5. Appellant vreest dat de bewoners van de nieuwe wijk de Zandweg mogelijk gaan gebruiken voor het parkeren van auto's. Verzocht wordt om hier passende maatregelen tegen te nemen. In dit kader is de ingezette lijn tot verminderen van het autoverkeer op de Zandweg en de inrichting van de 30km zone van essentieel belang.
6. De toegevoegde watertoets is voor appellant niet duidelijk. De volgende punten zou appellant graag opgehelderd zien:
a. Wat is het niveau van de sloot ten opzichte van de Vecht?
b. Paragraaf 4.3 en 5.2 spreken elkaar tegen. In de eerste paragraaf wordt gesproken over 1.1m beneden maaiveld terwijl later staat aangegeven -1.5NAP. Wat is nu de precieze hoogte van het grondwater en het maaiveld?

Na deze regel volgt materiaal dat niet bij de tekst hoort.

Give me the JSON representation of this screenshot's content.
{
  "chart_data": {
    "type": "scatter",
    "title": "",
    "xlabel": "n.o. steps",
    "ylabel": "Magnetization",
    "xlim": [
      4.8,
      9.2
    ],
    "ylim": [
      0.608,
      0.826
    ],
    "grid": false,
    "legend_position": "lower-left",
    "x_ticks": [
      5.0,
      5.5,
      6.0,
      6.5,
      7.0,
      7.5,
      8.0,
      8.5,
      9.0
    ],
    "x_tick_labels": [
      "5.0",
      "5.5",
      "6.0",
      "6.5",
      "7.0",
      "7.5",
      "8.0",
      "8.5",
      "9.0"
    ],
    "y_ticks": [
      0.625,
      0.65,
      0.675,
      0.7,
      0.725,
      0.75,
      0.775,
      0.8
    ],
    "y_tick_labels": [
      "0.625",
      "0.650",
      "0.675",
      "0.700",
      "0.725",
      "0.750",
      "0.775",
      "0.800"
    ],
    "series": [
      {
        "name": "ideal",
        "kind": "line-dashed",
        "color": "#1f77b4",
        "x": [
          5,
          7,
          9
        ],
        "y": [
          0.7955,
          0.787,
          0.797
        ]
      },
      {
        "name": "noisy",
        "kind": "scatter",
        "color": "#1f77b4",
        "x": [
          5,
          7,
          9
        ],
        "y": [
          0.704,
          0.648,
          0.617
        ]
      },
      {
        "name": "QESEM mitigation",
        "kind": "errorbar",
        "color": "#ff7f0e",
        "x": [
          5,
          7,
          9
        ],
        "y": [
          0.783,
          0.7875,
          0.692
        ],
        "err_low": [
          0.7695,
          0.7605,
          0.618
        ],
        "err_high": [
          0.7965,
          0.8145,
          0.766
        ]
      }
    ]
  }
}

c. Onduidelijk is hoeveel De Kwekerij wordt opgehoogd en wat dit betekent voor de regenwaterafvoer en de waterhuishouding.
d. Hoe zit het met de duikers? In paragraaf 4.2.4 wordt aangegeven dat er geen duikers worden bijgeplaatst terwijl ook gesproken wordt over een nieuwe duiker onder het voetpad naar de Zandweg.
e. Hoe worden de nieuwe watergangen onderhouden?

Commentaar:

Ad.1. De afstemming tussen het bestemmingsplan en het beeldkwaliteitsplan zal nogmaals beoordeeld worden.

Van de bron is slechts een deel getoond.